Das nächste Länderspiel der DDR in der damals schon geilsten Stadt der Welt sahen dann noch weniger Fans, offiziell 1.000 gegen Ägypten, man sprach aber eher von 600 Freunden des runden Leders und Ede Geyer als Coach der Gastgeber "fühlte sich beschissen". Diese Zuschauerzahl war wohl auch absoluter Minusrekord im DDR-Auswahlfußball der A-Nationalmannschaft und vermutlich auch im gesamtdeutschen Rahmen seit 1945. Nun ja, es war eben eine ganz besondere Zeit damals, April 1990 mit der Gewissheit nach den ersten freien Wahlen auf ostdeutschem Boden seit 1933 dass diese Auswahl eine Art "Auslaufmodell" präsentiert.

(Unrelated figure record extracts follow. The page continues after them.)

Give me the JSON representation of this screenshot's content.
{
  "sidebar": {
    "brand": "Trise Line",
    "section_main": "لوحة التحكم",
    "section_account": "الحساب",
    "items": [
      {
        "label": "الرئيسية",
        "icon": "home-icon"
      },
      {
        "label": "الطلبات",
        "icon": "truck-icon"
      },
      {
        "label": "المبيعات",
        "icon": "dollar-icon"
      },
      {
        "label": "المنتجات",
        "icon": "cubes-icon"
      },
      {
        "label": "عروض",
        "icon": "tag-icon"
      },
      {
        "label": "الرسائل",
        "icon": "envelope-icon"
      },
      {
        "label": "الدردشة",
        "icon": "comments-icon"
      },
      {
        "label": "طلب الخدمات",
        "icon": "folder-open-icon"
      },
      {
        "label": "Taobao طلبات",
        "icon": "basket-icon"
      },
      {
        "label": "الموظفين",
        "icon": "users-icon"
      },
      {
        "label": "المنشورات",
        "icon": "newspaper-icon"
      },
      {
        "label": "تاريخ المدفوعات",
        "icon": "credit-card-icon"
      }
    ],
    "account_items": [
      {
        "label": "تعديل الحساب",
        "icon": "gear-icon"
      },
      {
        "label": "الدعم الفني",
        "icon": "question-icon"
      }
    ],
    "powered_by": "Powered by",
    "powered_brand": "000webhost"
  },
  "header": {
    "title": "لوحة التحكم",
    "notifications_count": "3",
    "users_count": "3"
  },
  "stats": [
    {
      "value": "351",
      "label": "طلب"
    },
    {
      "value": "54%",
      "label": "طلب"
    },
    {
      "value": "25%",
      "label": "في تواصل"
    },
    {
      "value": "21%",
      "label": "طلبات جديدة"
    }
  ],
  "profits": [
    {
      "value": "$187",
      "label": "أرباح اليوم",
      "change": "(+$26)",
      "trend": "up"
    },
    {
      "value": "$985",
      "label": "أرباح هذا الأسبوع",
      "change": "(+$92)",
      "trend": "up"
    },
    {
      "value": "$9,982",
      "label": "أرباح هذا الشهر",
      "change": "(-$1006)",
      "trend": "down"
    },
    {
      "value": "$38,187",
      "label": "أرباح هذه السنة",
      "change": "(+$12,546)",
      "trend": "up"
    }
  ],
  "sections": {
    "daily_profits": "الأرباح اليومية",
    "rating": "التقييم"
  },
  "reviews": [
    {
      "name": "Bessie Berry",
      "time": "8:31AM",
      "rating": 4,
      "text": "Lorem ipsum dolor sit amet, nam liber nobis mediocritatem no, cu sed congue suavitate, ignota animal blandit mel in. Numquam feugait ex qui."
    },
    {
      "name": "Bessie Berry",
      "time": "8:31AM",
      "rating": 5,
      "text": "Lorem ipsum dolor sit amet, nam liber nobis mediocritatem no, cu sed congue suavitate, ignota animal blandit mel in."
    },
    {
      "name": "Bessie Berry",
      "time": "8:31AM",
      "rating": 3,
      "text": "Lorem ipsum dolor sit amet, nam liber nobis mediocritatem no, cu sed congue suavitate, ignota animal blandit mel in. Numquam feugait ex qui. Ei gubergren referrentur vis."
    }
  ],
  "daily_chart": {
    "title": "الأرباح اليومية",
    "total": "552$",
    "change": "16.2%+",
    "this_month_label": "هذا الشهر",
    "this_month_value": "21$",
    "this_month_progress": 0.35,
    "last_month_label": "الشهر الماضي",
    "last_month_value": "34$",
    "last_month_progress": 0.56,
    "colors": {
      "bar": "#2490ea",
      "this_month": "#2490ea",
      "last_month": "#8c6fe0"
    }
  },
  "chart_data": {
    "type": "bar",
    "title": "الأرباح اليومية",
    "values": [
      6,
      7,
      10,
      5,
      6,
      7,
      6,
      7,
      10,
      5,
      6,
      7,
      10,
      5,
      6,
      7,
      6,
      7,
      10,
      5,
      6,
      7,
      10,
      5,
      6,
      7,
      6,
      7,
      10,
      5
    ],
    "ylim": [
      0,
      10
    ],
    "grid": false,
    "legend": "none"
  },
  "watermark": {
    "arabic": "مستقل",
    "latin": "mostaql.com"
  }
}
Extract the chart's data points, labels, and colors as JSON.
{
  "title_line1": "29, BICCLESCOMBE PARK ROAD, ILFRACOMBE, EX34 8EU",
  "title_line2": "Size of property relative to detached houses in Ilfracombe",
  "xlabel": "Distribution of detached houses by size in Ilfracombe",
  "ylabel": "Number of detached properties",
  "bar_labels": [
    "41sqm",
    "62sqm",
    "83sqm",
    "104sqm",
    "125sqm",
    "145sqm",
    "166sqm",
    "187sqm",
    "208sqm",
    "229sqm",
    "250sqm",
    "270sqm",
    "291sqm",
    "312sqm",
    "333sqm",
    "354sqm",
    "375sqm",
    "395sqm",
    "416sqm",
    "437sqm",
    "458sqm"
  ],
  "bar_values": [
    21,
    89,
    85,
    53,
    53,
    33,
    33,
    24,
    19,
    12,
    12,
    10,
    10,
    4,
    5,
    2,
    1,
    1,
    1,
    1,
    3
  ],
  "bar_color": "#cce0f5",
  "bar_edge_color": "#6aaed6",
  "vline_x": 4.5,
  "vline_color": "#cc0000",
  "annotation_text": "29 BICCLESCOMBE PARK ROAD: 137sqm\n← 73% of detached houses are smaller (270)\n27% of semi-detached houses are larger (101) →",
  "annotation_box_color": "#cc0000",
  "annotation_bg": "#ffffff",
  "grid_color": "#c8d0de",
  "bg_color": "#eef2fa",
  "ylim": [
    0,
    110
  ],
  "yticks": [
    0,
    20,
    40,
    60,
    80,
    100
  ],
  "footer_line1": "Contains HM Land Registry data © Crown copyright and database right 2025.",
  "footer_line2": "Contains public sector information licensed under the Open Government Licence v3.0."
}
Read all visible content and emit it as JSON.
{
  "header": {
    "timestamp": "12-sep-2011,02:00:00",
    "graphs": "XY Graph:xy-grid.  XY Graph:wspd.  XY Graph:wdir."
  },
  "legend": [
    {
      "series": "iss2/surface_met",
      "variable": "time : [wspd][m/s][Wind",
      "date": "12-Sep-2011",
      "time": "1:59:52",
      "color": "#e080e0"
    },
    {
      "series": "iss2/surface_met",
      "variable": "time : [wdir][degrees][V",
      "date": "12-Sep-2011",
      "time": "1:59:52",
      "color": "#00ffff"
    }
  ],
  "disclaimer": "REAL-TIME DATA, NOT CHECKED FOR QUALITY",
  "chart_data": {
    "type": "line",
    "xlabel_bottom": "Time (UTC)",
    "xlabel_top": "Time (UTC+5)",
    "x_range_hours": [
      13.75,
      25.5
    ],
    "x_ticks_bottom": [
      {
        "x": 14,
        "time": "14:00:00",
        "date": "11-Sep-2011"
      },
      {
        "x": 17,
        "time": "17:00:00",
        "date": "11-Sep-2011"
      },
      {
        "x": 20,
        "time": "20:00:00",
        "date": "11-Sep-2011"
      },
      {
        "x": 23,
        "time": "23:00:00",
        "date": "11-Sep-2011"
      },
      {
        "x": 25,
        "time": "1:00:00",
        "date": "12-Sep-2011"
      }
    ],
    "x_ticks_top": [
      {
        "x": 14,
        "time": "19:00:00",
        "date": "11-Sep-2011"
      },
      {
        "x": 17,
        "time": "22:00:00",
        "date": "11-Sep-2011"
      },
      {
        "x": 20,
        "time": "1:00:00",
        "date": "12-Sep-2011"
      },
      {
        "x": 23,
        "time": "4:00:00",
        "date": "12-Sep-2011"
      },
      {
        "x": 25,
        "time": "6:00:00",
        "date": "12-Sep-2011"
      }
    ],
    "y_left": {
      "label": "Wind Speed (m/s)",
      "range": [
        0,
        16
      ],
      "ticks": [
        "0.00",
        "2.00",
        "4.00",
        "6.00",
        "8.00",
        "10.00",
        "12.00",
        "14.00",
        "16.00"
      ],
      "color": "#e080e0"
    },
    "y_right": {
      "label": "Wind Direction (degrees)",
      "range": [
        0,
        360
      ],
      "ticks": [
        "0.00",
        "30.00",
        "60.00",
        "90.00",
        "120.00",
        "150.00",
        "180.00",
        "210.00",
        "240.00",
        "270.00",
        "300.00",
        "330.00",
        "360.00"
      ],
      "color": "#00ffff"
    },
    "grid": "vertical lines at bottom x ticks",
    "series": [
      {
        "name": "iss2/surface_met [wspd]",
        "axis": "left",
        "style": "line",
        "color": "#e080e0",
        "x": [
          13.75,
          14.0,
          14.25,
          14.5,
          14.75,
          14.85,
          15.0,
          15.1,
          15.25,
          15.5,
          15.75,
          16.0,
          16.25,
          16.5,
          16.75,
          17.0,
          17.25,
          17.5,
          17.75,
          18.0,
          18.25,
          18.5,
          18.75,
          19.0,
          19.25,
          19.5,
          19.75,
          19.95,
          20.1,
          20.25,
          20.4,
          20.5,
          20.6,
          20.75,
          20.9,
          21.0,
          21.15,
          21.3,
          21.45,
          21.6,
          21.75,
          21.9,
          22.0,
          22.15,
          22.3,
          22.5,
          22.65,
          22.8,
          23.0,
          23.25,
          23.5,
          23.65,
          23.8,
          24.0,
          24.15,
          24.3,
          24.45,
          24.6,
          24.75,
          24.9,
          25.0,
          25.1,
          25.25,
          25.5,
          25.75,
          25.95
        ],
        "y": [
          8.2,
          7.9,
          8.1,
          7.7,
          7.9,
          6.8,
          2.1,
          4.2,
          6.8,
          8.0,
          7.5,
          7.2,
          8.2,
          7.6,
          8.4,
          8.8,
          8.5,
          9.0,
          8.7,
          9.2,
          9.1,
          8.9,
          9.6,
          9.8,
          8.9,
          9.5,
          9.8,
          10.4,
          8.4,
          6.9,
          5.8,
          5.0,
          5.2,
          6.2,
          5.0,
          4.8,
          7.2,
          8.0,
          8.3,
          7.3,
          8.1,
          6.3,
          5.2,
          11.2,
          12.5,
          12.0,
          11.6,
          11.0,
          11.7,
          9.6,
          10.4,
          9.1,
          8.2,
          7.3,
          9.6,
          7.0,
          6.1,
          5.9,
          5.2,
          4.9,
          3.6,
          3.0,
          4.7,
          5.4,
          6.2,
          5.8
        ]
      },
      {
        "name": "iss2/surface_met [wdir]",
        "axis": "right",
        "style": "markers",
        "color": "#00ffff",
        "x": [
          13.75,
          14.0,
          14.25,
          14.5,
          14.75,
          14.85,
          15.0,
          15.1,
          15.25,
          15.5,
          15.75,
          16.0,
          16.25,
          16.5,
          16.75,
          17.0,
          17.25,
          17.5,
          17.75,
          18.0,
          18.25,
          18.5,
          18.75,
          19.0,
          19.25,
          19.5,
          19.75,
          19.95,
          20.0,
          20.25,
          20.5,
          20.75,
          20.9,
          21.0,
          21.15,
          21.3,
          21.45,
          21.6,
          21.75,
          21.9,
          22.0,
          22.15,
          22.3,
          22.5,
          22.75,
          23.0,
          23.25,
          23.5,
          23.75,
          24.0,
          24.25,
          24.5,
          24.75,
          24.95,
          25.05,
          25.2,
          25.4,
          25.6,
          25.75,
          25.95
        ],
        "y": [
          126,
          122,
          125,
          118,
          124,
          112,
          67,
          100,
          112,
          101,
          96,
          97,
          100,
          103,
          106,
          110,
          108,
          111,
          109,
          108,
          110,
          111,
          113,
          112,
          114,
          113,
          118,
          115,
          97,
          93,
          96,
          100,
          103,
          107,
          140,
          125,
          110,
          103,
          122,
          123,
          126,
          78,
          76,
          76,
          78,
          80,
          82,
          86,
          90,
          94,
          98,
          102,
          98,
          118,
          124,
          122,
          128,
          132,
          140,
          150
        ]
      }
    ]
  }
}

Für 2 Spieler muss diese Kulisse besonders frustrierend gewesen sein. Rico Steinmann wirkte bis zur 84. min. mit und wurde dann gegen Steffen Heinrich ausgetauscht. Noch vor wenigen Monaten im späten November 1989 trat man gegen Juventus Turin vor über 20.000 im selben Stadion an den Ball.

Allgemein war Karl-Marx-Stadt ein sportlich sehr gutes Pflaster für die A-Auswahl der nicht mehr existenten DDR. In 7 Länderspielen, darunter 3 um Quali-Punkte für EM und WM gab es 7 Siege, der Kreis wurde am 20.09.1956 vor, man kann es heute kaum glauben, 50.000 Zuschauern im "Thälmann-Stadion" gegen Indonesien mit einem 3:1 eröffnet und schloss sich wiederum mit ein paar Hundert Anwesenden im April 2000 gegen Ägypten. Seitdem hat die geilste Stadt der Welt kein offizielles Länderspiel des nunmehr wiedervereinigten DFB mehr gesehen, wie auch der gesamte Bereich des NOFV innerhalb des größten Sportverbandes der Welt. 1992 bestritt Rudi Völler in Dresden sein "Abschiedsspiel" gegen Mexiko, was etwas mager für die Gastgeber 1:1 endete. Erst fast 10 Jahre später befand man das neue Rostocker "Ostseestadion" für würdig genug, ein A-Länderspiel auszutragen. Punktspiele der DFB-Elitetruppe im Rahmen von EM-und WM-Qualifikation sucht man bislang vergebens und es wird wohl noch eine Weile leider Praxis bleiben, selbst "Gurkenspiele" wie gegen Liechtenstein u. a. ähnliche "Fußball-Zwerge" nach Leverkusen oder Mannheim zu vergeben. Schade eigentlich, vergisst man doch hier an bestimmten Stellen, dass gerade im "Osten" schon vor 1990 die treuesten und begeisterungsfähigsten Freunde der schwarz-weißen Auswahl lebten. Somit bleiben Auftritte von Völlers Truppe im Osten auch in nächster Zeit eher eine seltene Ausnahme (rechnet man 2 Länderspiele in 10 Jahren mal hoch), wäre theoretisch das nächste erst in 5 Jahren, also frühestens 2007. Und Chemnitz wird dann wohl kaum zu den ersten Adressaten zählen, kennt man die "bescheidenen Ansprüche" des DFB an seine Stadien. Es sei denn der CFC muss die Gellertstraßen-Arena oder in diesem Fall das "Hauptstadion im Sportforum" für die 1. Bundesliga und sogar internationale Spiele aufmotzen. Aber wohl eher unrealistisch, oder ?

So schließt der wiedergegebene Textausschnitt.